Everybody knows the Australian health system is sick. In fact it's terminally ill. State governments have struggled for many years to cope with funding what is the single biggest expense in their budgets. We can't brush off the troubling reality that our public hospitals are doubled over under the strain of caring for the sick and injured in society. Understaffed and under resourced, they battle on but the war is being lost. Somebody needs to do something. We need a saviour.
In strides Prime Minister Kevin Rudd who said during the election campaign in 2007 that he would launch a federal take over of our bedraggled and inefficient state health systems. Many cheered. Hope was renewed. Those who wish to dispose of state governments entirely, enthusiastically applauded the first step on the road to the removal of an unnecessary tier of government. However, three years have passed and nothing has changed.
The government held an inquiry, but nothing has happened yet. Critics complain about the lack of action. The opposition rolls out the cliches about elected prime ministers not keeping their promises, and cynics tell everyone that they told them so. The government announces other exciting developements to try to distract the masses from the perceived lack of action in some areas.

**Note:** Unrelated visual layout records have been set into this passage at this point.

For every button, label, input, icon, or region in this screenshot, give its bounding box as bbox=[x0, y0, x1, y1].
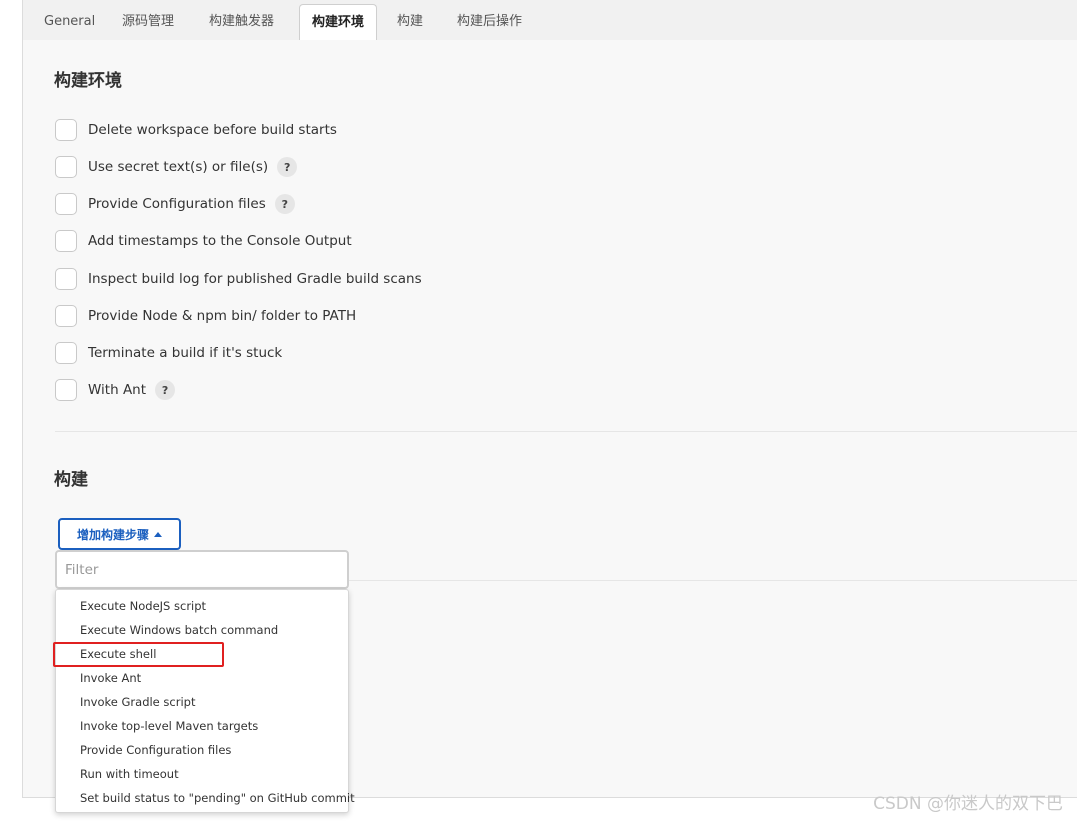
help-icon[interactable]: ? bbox=[277, 157, 298, 177]
menu-item-invoke-maven[interactable]: Invoke top-level Maven targets bbox=[80, 716, 258, 736]
menu-item-provide-config-files[interactable]: Provide Configuration files bbox=[80, 740, 231, 760]
checkbox[interactable] bbox=[55, 268, 77, 290]
checkbox[interactable] bbox=[55, 193, 77, 215]
checkbox[interactable] bbox=[55, 342, 77, 364]
build-title: 构建 bbox=[54, 470, 88, 490]
option-label: Use secret text(s) or file(s) bbox=[88, 159, 269, 175]
option-provide-config-files[interactable]: Provide Configuration files ? bbox=[55, 193, 295, 215]
option-node-npm-path[interactable]: Provide Node & npm bin/ folder to PATH bbox=[55, 305, 356, 327]
option-inspect-gradle-scans[interactable]: Inspect build log for published Gradle b… bbox=[55, 268, 422, 290]
option-terminate-stuck-build[interactable]: Terminate a build if it's stuck bbox=[55, 342, 282, 364]
watermark: CSDN @你迷人的双下巴 bbox=[873, 794, 1063, 814]
add-build-step-button[interactable]: 增加构建步骤 bbox=[58, 518, 181, 550]
checkbox[interactable] bbox=[55, 156, 77, 178]
menu-item-invoke-gradle[interactable]: Invoke Gradle script bbox=[80, 692, 195, 712]
option-label: Provide Node & npm bin/ folder to PATH bbox=[88, 308, 357, 324]
menu-item-set-github-status[interactable]: Set build status to "pending" on GitHub … bbox=[80, 788, 355, 808]
option-label: Add timestamps to the Console Output bbox=[88, 233, 352, 249]
caret-up-icon bbox=[154, 531, 162, 537]
checkbox[interactable] bbox=[55, 305, 77, 327]
option-secret-text[interactable]: Use secret text(s) or file(s) ? bbox=[55, 156, 298, 178]
build-env-title: 构建环境 bbox=[54, 71, 122, 91]
option-label: Terminate a build if it's stuck bbox=[88, 345, 283, 361]
menu-item-run-with-timeout[interactable]: Run with timeout bbox=[80, 764, 179, 784]
option-label: Inspect build log for published Gradle b… bbox=[88, 271, 422, 287]
option-label: With Ant bbox=[88, 382, 147, 398]
menu-item-execute-windows-batch[interactable]: Execute Windows batch command bbox=[80, 620, 278, 640]
option-delete-workspace[interactable]: Delete workspace before build starts bbox=[55, 119, 337, 141]
option-with-ant[interactable]: With Ant ? bbox=[55, 379, 176, 401]
checkbox[interactable] bbox=[55, 230, 77, 252]
build-step-menu: Execute NodeJS script Execute Windows ba… bbox=[55, 589, 355, 813]
tab-bar: General 源码管理 构建触发器 构建环境 构建 构建后操作 bbox=[23, 0, 1077, 40]
tab-build-environment[interactable]: 构建环境 bbox=[299, 4, 377, 40]
option-add-timestamps[interactable]: Add timestamps to the Console Output bbox=[55, 230, 352, 252]
tab-general[interactable]: General bbox=[34, 4, 105, 40]
menu-item-execute-shell[interactable]: Execute shell bbox=[80, 644, 156, 664]
filter-input[interactable] bbox=[55, 550, 349, 589]
section-divider bbox=[55, 431, 1077, 432]
add-build-step-label: 增加构建步骤 bbox=[76, 527, 149, 542]
checkbox[interactable] bbox=[55, 119, 77, 141]
menu-item-execute-nodejs[interactable]: Execute NodeJS script bbox=[80, 596, 206, 616]
tab-build[interactable]: 构建 bbox=[387, 4, 433, 40]
tab-source-management[interactable]: 源码管理 bbox=[112, 4, 184, 40]
tab-build-triggers[interactable]: 构建触发器 bbox=[199, 4, 284, 40]
help-icon[interactable]: ? bbox=[274, 194, 295, 214]
help-icon[interactable]: ? bbox=[155, 380, 176, 400]
menu-item-invoke-ant[interactable]: Invoke Ant bbox=[80, 668, 141, 688]
tab-post-build[interactable]: 构建后操作 bbox=[447, 4, 532, 40]
option-label: Delete workspace before build starts bbox=[88, 122, 337, 138]
checkbox[interactable] bbox=[55, 379, 77, 401]
option-label: Provide Configuration files bbox=[88, 196, 266, 212]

There are two important points to be made here. Firstly, three years is not enough time for an elected government to implement the reforms for which they were given a mandate by the voters. Year 1: keeping as many of the easier promises as possible and making excuses for the ones they break. Year 2: action and genuine reform begins. Year 3: preparation for the next election. That is, reminding the electorate of what they have done, and making some new promises for the next term if elected.
Four year fixed terms would help remove or at least lessen this problem. We have them for the NSW state government. Let's introduce them for the feds.
Secondly, fixing the health system is not like you or I changing our health insurance provider. Mr Rudd has already admitted that he and his government have underestimated the complexity of the issues. They needed all they time they have taken, and they will need a lot more. Our Prime Minster is not a magician. There is no magic wand to wave over our public hospitals. There is no quick fix. To hear members of the opposition say he is taking too long, makes me sick. They should shut up and jump behind the public hospitals reform agenda and push it with all the strength they possess.
Politics is an invasive species. It permeates every aspect of a our lives, public and private. It is a weed which chokes the plants of progress and reform, and it should not play a role in the ongoing drama of our public health system. Mr Rudd says he will fix it and I believe he will, given the time to do it properly, and cooperation.